Digimarc® Barcode mantiene ed estende i vantaggi del tradizionale UPC (Universal Product Code): è impercettibile per l’occhio umano, quindi conserva il valore estetico del packaging; è incorporato su tutta la superficie di una confezione, quindi può essere scansionato più rapidamente con qualsiasi orientamento e non richiede inchiostro, materiali o attrezzature speciali, quindi non è necessario modificare i processi di stampa standard.

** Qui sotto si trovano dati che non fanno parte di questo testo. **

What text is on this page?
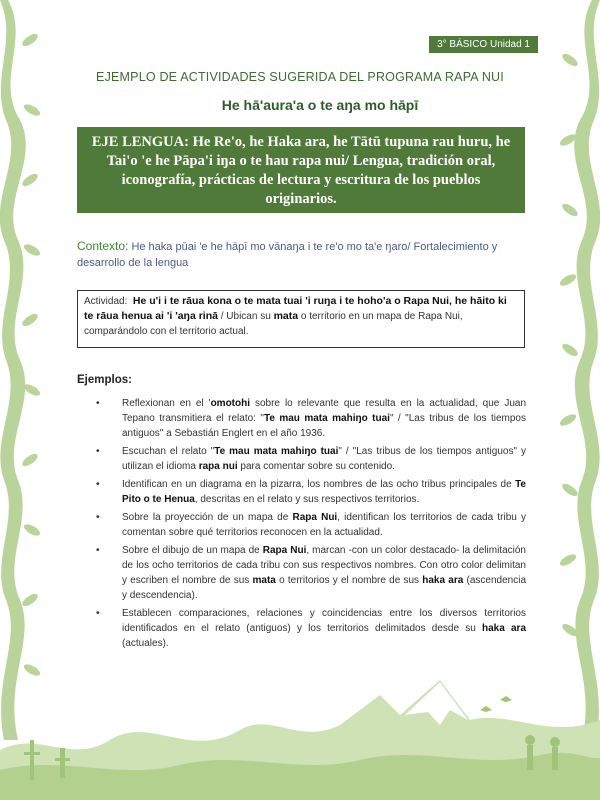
3° BÁSICO Unidad 1
EJEMPLO DE ACTIVIDADES SUGERIDA DEL PROGRAMA RAPA NUI
He hā'aura'a o te aŋa mo hāpī
EJE LENGUA: He Re'o, he Haka ara, he Tātū tupuna rau huru, he Tai'o 'e he Pāpa'i iŋa o te hau rapa nui/ Lengua, tradición oral, iconografía, prácticas de lectura y escritura de los pueblos originarios.
Contexto: He haka pūai 'e he hāpī mo vānaŋa i te re'o mo ta'e ŋaro/ Fortalecimiento y desarrollo de la lengua
Actividad: He u'i i te rāua kona o te mata tuai 'i ruŋa i te hoho'a o Rapa Nui, he hāito ki te rāua henua ai 'i 'aŋa rinā / Ubican su mata o territorio en un mapa de Rapa Nui, comparándolo con el territorio actual.
Ejemplos:
• Reflexionan en el 'omotohi sobre lo relevante que resulta en la actualidad, que Juan Tepano transmitiera el relato: "Te mau mata mahiŋo tuai" / "Las tribus de los tiempos antiguos" a Sebastián Englert en el año 1936.
• Escuchan el relato "Te mau mata mahiŋo tuai" / "Las tribus de los tiempos antiguos" y utilizan el idioma rapa nui para comentar sobre su contenido.
• Identifican en un diagrama en la pizarra, los nombres de las ocho tribus principales de Te Pito o te Henua, descritas en el relato y sus respectivos territorios.
• Sobre la proyección de un mapa de Rapa Nui, identifican los territorios de cada tribu y comentan sobre qué territorios reconocen en la actualidad.
• Sobre el dibujo de un mapa de Rapa Nui, marcan -con un color destacado- la delimitación de los ocho territorios de cada tribu con sus respectivos nombres. Con otro color delimitan y escriben el nombre de sus mata o territorios y el nombre de sus haka ara (ascendencia y descendencia).
• Establecen comparaciones, relaciones y coincidencias entre los diversos territorios identificados en el relato (antiguos) y los territorios delimitados desde su haka ara (actuales).
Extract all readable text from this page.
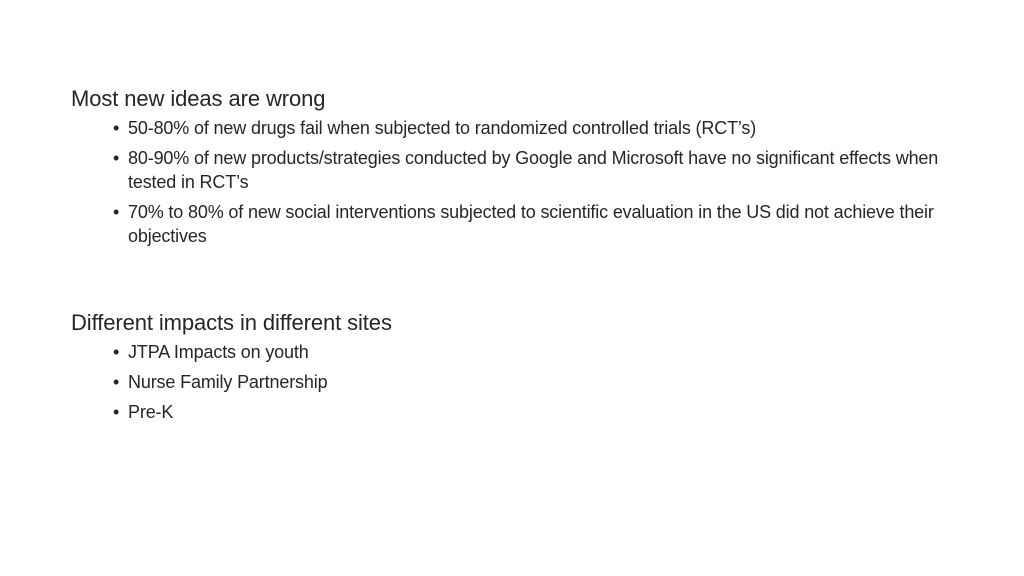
Most new ideas are wrong

• 50-80% of new drugs fail when subjected to randomized controlled trials (RCT’s)
• 80-90% of new products/strategies conducted by Google and Microsoft have no significant effects when tested in RCT’s
• 70% to 80% of new social interventions subjected to scientific evaluation in the US did not achieve their objectives

Different impacts in different sites

• JTPA Impacts on youth
• Nurse Family Partnership
• Pre-K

Termoplast e l’università Federico II di Napoli
hanno presentato al pubblico il risultato di uno studio portato avanti da tempo grazie alla loro collaborazione, per soddisfare le esigenze di mercato: una nuova famiglia di film 9 strati in bolla chiamata “Super Performance”.
Grazie alla tecnologia di coestrusione a 9 strati, Termoplast vuole dare al mercato nuove possibilità di sviluppare imballaggi alimentari con prestazioni migliori in termini di tenuta (vedi immagine dove il nuovo film è indicato come SUPER PF in rosso), proprietà barriera e meccaniche. Questo può aiutare le aziende che stampano e accoppiano (trasformatori) una vasta gamma di film per imballaggi alimentari, a studiare un imballaggio all-in-one per semplificare la struttura dell’accoppiato ridurre lo spessore e migliorare la funzionalità.